I started with painters I was most drawn to and quickly discovered it was their late work that fascinated me, the changes that occurred in their work due to frailty, or fame and its expectations, or the diminishment of their mental or visual faculties, or a world falling apart around them, or depression or grief or anger at seeing the world pass them by. The commonality was that they kept on working. When I saw that thread, I had my project.

It has really been fun, offering lots of variety: research, the challenge of finding an entry point for each artist, constructing the poems to reflect something of the artist’s sensibility (grids for Agnes Martin, series for Georgia O’Keefe, boxes for Cornell) or to find a voice to express Matisse’s struggles with faith, Hopper’s ugly treatment of his wife, Hokusai’s wish to pass on his techniques, Joan Mitchell’s stubborn refusal to compromise with abstract impressionism, and so forth). And so: forth. We’ll see what happens.  

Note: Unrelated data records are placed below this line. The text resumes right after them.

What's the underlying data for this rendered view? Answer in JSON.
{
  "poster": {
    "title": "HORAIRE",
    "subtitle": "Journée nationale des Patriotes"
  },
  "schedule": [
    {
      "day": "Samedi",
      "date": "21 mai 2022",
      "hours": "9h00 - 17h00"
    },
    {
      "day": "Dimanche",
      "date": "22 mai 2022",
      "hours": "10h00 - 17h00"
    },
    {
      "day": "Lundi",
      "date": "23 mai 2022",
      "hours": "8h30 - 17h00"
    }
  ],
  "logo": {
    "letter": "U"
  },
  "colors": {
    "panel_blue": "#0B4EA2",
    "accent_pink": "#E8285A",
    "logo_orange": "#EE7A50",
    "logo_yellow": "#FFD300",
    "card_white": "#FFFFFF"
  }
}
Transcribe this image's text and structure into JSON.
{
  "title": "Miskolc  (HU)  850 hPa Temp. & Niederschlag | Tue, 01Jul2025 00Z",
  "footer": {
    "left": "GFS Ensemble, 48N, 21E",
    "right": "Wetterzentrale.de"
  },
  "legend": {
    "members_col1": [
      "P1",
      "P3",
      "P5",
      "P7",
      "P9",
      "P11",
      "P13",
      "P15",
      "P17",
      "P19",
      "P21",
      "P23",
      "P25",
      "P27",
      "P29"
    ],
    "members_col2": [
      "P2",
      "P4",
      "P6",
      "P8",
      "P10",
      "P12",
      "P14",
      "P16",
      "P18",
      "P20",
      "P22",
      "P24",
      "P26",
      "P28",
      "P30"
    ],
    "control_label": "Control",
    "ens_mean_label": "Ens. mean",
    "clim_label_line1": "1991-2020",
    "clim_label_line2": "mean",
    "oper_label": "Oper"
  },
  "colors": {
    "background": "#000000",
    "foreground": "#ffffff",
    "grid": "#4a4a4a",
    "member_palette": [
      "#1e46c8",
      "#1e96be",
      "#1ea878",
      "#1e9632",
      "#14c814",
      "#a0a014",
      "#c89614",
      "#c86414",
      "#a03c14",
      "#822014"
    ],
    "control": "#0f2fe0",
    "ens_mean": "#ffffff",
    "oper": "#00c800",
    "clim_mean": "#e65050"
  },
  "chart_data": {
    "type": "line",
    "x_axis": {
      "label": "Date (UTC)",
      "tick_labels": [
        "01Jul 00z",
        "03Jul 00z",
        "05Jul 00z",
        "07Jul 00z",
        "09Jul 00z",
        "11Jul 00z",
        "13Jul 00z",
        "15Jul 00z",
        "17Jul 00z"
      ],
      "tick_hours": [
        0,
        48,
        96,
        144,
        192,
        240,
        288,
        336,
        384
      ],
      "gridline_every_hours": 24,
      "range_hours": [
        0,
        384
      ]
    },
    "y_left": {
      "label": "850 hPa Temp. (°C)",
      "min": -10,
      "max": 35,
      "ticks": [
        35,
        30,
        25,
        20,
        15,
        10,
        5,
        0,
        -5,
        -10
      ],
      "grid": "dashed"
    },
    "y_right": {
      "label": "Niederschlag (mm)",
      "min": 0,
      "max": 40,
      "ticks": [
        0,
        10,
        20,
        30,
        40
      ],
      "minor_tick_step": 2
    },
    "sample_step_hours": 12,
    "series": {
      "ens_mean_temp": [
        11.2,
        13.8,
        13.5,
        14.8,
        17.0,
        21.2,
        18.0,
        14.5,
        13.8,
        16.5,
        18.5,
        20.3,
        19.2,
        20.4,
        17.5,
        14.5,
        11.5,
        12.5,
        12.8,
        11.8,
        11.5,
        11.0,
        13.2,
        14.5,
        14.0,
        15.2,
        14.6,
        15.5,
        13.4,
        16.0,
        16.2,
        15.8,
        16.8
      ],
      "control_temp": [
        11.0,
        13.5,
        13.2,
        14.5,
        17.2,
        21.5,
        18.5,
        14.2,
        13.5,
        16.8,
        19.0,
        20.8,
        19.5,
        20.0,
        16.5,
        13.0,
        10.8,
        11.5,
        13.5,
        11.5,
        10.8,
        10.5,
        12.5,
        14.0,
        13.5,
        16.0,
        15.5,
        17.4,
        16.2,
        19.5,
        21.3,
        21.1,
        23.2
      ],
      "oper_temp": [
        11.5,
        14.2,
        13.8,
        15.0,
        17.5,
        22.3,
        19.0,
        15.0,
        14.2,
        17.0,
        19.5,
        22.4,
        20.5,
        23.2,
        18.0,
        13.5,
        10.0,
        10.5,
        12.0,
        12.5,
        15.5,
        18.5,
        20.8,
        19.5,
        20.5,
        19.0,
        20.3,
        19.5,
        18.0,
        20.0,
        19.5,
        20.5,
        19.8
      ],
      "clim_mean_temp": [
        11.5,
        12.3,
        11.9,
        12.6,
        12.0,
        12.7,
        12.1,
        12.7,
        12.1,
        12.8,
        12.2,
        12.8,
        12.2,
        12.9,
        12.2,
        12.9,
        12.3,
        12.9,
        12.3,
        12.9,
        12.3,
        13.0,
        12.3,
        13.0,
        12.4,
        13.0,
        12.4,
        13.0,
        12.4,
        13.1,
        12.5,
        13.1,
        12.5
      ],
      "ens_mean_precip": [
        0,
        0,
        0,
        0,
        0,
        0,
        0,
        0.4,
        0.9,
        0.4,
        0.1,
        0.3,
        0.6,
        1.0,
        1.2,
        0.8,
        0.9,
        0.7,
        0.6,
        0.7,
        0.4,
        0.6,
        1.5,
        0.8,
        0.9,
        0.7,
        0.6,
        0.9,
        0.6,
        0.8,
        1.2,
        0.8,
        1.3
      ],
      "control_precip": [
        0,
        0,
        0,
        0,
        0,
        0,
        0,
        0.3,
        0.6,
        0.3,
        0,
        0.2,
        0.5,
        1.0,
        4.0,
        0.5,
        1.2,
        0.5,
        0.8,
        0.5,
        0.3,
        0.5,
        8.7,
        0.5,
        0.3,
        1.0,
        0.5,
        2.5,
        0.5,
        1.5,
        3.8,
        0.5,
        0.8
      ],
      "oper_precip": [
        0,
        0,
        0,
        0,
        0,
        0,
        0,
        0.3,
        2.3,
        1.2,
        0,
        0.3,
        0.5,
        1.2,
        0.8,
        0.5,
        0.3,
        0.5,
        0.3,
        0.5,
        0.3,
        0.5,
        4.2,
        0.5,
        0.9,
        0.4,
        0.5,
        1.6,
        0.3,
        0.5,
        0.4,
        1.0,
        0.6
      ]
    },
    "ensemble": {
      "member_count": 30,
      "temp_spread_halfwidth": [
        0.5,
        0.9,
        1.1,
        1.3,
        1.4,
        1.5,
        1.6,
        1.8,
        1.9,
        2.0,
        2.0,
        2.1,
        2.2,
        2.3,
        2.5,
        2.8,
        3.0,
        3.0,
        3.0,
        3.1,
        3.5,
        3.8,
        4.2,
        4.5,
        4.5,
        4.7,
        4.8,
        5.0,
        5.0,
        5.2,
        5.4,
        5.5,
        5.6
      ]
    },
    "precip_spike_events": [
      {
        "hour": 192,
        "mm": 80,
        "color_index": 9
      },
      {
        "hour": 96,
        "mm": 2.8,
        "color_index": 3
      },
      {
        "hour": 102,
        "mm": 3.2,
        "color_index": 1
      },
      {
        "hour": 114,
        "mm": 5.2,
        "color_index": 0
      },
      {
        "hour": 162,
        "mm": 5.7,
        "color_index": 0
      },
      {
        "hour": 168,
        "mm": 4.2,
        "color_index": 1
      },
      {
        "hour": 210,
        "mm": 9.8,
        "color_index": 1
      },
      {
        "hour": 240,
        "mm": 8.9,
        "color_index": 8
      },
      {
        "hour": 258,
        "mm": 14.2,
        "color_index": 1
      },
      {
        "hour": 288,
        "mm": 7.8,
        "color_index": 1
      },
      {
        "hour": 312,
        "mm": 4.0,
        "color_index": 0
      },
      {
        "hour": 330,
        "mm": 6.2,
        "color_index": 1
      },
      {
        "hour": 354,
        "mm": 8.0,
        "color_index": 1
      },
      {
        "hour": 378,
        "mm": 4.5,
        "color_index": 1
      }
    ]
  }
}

RE: Do you see an evolution in your poetry? Has it changed over the years? If so, or maybe even if not, are there writers, artist, experiences, or other media are an influence on you?

MS: The content certainly change as I am drawn to different subjects through my reading (science, art, the environment, angels, figures of faith, travel, biographies).  I also like to experiment with forms (long forms, sequences, various formal structures). If I am imitating myself, I give myself an assignment or two to break out. But mostly, as you seemed to intuit, I return to first loves: Rilke, Wordsworth, Yeats, Dickinson, George Herbert, Elliot, Frost, Walcott, Bishop, Charles Wright – that’s plenty.) They always teach me.

As to changing over the years, someone, can’t recall who, said that anything you do seriously enough for long enough, you get better at. I hope I’ve gotten better.

RE: How have covid restrictions affected you personally and your writing?

MS: This is such a hard question to answer. My outlook has changed during these past years of viewing life through the lens of global fear and suffering. The solitude that I have always loved and been comfortable with wears a different face these days. Others for whom loneliness was already a burden—what must this be for them? And for those whom death has touched most closely, I can only wish them strength as we emerge from this dark period. As for the traits that have surfaced in our society as we confront what we can’t understand or master, well, they are not all pretty. I’ve learned that it isn’t easy to maintain an awareness of how much pain there is around you and at the same time leave space for joy. It takes conscious choice, not a trait I thought I would have to develop. But I do believe in that larger view I try to keep present in my poetry, and that helps. Poetry helps. It always has.

RE: Do you have other creative outlets beyond writing or what do you do for fun?

MS: I love just being with my husband. Such luck! We walk together, cook together, complain about politics together. Reading widely is essential to us both. I can’t imagine a day without several hours of reading. Travel used to be part of my life, but I suspect that’s over for a time. I do miss my friends and former students with whom I used to meet frequently, and, not a fan of zoom, I’m looking forward to those first catch-up sessions. I hope soon.